L'hémorragie intraventriculaire primaire (saignement provenant uniquement des ventricules) est rare chez l'adulte et suggère souvent une tumeur intraventriculaire sous-jacente, une MAV ou une rupture d'anévrisme près du ventricule [1]. Plus fréquemment, l'hémorragie intraventriculaire est consécutive à une hémorragie parenchymateuse voisine (par exemple, hémorragie hypertensive dans les ganglions de la base ou le thalamus) qui se rompt et s'étend dans le système ventriculaire [1]. Cette extension dans les ventricules peut parfois se produire sans provoquer les symptômes neurologiques focaux typiques attendus de la composante parenchymateuse [1].
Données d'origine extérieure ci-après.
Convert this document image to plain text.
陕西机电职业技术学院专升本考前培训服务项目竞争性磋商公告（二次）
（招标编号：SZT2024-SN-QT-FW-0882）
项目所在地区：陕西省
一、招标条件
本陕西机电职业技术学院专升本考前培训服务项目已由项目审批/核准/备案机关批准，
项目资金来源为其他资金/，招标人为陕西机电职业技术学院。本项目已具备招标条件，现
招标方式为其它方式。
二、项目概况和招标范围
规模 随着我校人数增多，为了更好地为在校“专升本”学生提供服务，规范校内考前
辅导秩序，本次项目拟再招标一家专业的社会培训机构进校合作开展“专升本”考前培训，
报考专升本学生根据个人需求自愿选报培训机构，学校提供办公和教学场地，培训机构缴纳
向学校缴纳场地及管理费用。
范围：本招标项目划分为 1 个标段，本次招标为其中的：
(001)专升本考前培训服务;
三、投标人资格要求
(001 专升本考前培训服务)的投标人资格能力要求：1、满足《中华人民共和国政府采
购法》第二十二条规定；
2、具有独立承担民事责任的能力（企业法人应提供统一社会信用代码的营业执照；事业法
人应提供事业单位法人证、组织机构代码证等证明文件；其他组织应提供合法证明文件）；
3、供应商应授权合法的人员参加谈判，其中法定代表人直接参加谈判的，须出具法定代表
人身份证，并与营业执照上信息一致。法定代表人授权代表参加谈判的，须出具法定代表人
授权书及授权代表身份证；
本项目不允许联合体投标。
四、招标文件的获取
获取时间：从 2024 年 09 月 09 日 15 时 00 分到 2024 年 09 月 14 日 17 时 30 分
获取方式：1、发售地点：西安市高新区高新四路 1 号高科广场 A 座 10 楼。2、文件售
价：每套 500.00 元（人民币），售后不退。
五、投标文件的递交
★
Certains types d'encéphalite peuvent présenter des caractéristiques hémorragiques [1]. La leucoencéphalite hémorragique est une affection inflammatoire sévère, souvent fulminante, caractérisée sur le plan pathologique par de nombreuses petites hémorragies punctiformes (pétéchies) principalement dans la substance blanche [1]. L'analyse du liquide céphalo-rachidien (LCR) ne révèle généralement pas de sang visible (xanthochromie macroscopique ou numération élevée des globules rouges) dans cette affection, ce qui permet de la distinguer des hémorragies plus importantes [1]. Ce modèle d'hémorragie pétéchiale est parfois associé à des infections systémiques graves, telles que la septicémie bactérienne à Gram négatif, ou à certaines infections virales [1].
Dans l'encéphalite à virus de l'herpès simplex (HSV), qui affecte typiquement les lobes temporaux, la nécrose hémorragique est une caractéristique courante, et l'analyse du liquide céphalo-rachidien (LCR) peut révéler la présence de globules rouges (érythrocytes) ainsi qu'une élévation des globules blancs et des protéines [1].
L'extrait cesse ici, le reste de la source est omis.